Die Kammer hat danach keine vernünftigen Zweifel daran, dass die Folgen auf dem Behandlungsfehler beruhen und nicht der Grundverletzung des Klägers geschuldet sind.

Nachdem bereits der Behandlungsfehler zu Beginn der Behandlung des Klägers im Haus der Beklagten kausal für sämtliche von ihm erlittenen negativen Folgen war, musste die Kammer nicht weiter aufklären, ob sich in der nachfolgenden Behandlung weitere Behandlungsfehler feststellen lassen würden.

5.

Aus den vorstehenden Gründen steht dem Kläger gegen die Beklagte ein Anspruch auf Zahlung eines angemessenen Schmerzensgeldes nach § 253 Abs. 2 BGB zu.

Bei der Bemessung des Schmerzensgeldes hat die Kammer zunächst die unter Ziffer 4. dargelegten massiven negativen Folgen des Diagnosefehlers für den Kläger berücksichtigt.
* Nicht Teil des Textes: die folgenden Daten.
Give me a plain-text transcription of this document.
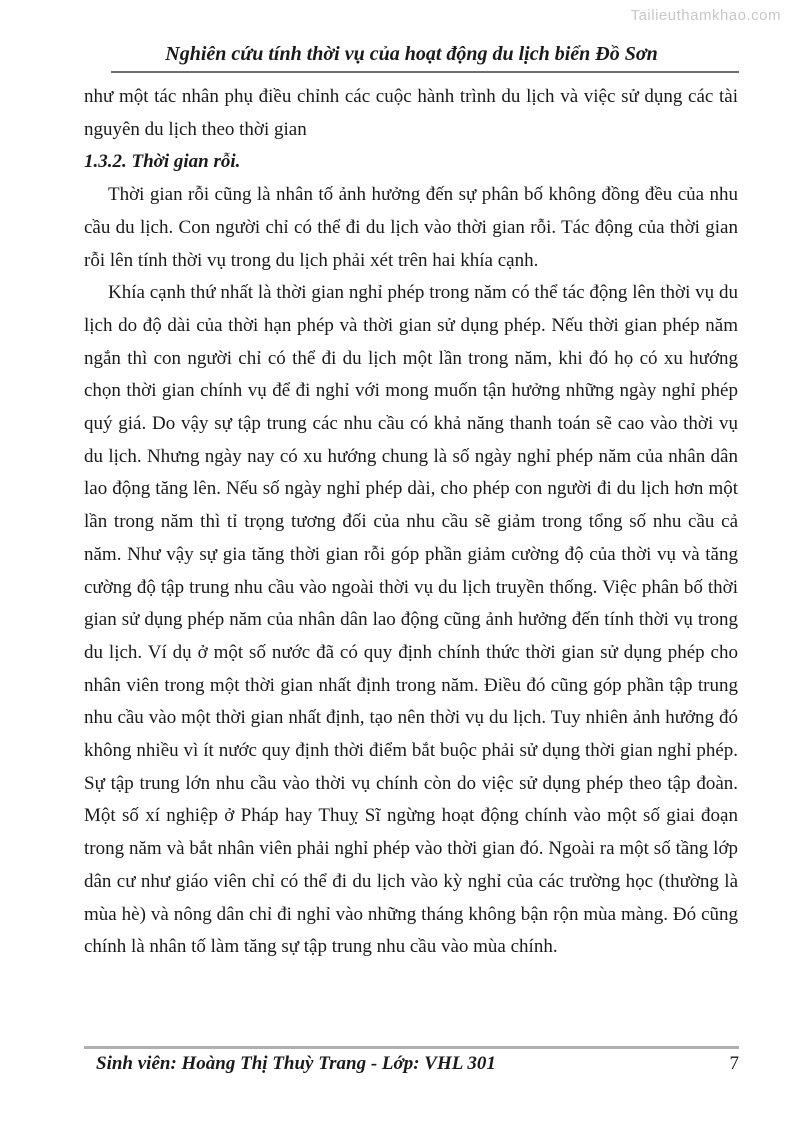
Tailieuthamkhao.com
Nghiên cứu tính thời vụ của hoạt động du lịch biển Đồ Sơn

như một tác nhân phụ điều chỉnh các cuộc hành trình du lịch và việc sử dụng các tài nguyên du lịch theo thời gian

1.3.2. Thời gian rỗi.

Thời gian rỗi cũng là nhân tố ảnh hưởng đến sự phân bố không đồng đều của nhu cầu du lịch. Con người chỉ có thể đi du lịch vào thời gian rỗi. Tác động của thời gian rỗi lên tính thời vụ trong du lịch phải xét trên hai khía cạnh.

Khía cạnh thứ nhất là thời gian nghỉ phép trong năm có thể tác động lên thời vụ du lịch do độ dài của thời hạn phép và thời gian sử dụng phép. Nếu thời gian phép năm ngắn thì con người chỉ có thể đi du lịch một lần trong năm, khi đó họ có xu hướng chọn thời gian chính vụ để đi nghỉ với mong muốn tận hưởng những ngày nghỉ phép quý giá. Do vậy sự tập trung các nhu cầu có khả năng thanh toán sẽ cao vào thời vụ du lịch. Nhưng ngày nay có xu hướng chung là số ngày nghỉ phép năm của nhân dân lao động tăng lên. Nếu số ngày nghỉ phép dài, cho phép con người đi du lịch hơn một lần trong năm thì tỉ trọng tương đối của nhu cầu sẽ giảm trong tổng số nhu cầu cả năm. Như vậy sự gia tăng thời gian rỗi góp phần giảm cường độ của thời vụ và tăng cường độ tập trung nhu cầu vào ngoài thời vụ du lịch truyền thống. Việc phân bố thời gian sử dụng phép năm của nhân dân lao động cũng ảnh hưởng đến tính thời vụ trong du lịch. Ví dụ ở một số nước đã có quy định chính thức thời gian sử dụng phép cho nhân viên trong một thời gian nhất định trong năm. Điều đó cũng góp phần tập trung nhu cầu vào một thời gian nhất định, tạo nên thời vụ du lịch. Tuy nhiên ảnh hưởng đó không nhiều vì ít nước quy định thời điểm bắt buộc phải sử dụng thời gian nghỉ phép. Sự tập trung lớn nhu cầu vào thời vụ chính còn do việc sử dụng phép theo tập đoàn. Một số xí nghiệp ở Pháp hay Thuỵ Sĩ ngừng hoạt động chính vào một số giai đoạn trong năm và bắt nhân viên phải nghỉ phép vào thời gian đó. Ngoài ra một số tầng lớp dân cư như giáo viên chỉ có thể đi du lịch vào kỳ nghỉ của các trường học (thường là mùa hè) và nông dân chỉ đi nghỉ vào những tháng không bận rộn mùa màng. Đó cũng chính là nhân tố làm tăng sự tập trung nhu cầu vào mùa chính.

Sinh viên: Hoàng Thị Thuỳ Trang - Lớp: VHL 301	7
Ferner wurde berücksichtigt, dass dieser sich nach seinen Angaben in der mündlichen Verhandlung vom 06.03.2018 voraussichtlich bei sofortigem Erkennen der Fraktur für eine operative Versorgung entschieden hätte, er aber infolge des Behandlungsfehlers eine wesentlich umfassendere Operation mit einem Folgeeingriff über sich ergehen lassen musste. Zudem wurde in die Bemessung des Schmerzensgeldes einbezogen, dass sich der Kläger künftig möglicherweise einer Versteifungsoperation unterziehen muss, um noch eine mögliche Beschwerdelinderung zu erzielen.

Danach hält die Kammer ein Schmerzensgeld in Höhe von 10.000,00 EUR für erforderlich, aber auch ausreichend.

Der Zinsanspruch folgt aus §§ 286 Abs. 1, 288 Abs. 1 ZPO.

Entgegen der Ansicht der Beklagten ist der Anspruch des Klägers nicht aufgrund eines Mitverschuldens nach § 254 Abs. 1 BGB zu kürzen. Den Geschädigten trifft dann ein solches Mitverschulden, wenn er diejenige Sorgfalt außer Acht lässt, die jedem ordentlichen und verständigen Menschen obliegt, um sich vor Schaden zu bewahren. Es muss ein sog. Verschulden gegen sich selbst vorliegen (vgl. Palandt/Grüneberg, BGB, 77. Auflage, § 254 Rn. 8 m. w. N.). Das Vorliegen eines solchen Verschuldens gegen sich selbst auf Seiten des Klägers hat die insoweit darlegungs- und beweisbelastete Beklagte nicht ausreichend dargelegt. Dem Kläger kann nicht vorgeworfen werden, dass er in Unkenntnis der im Krankenhaus der Beklagten übersehenen Fraktur in der Zeit nach dem 08.10.2012 sein Bein voll belastet und damit rein tatsächlich zur Verschiebung des Bruchs beigetragen hat.

6.

Der Kläger hat zudem einen Anspruch auf Feststellung der Einstandspflicht der Beklagten für sämtliche materiellen und derzeit nicht voraussehbaren weiteren immateriellen Schäden, die auf dem Behandlungsfehler im Haus der Beklagten beruhen.

II.

Die prozessualen Nebenentscheidungen beruhen auf §§ 91 Abs. 1, 709 S. 2 ZPO.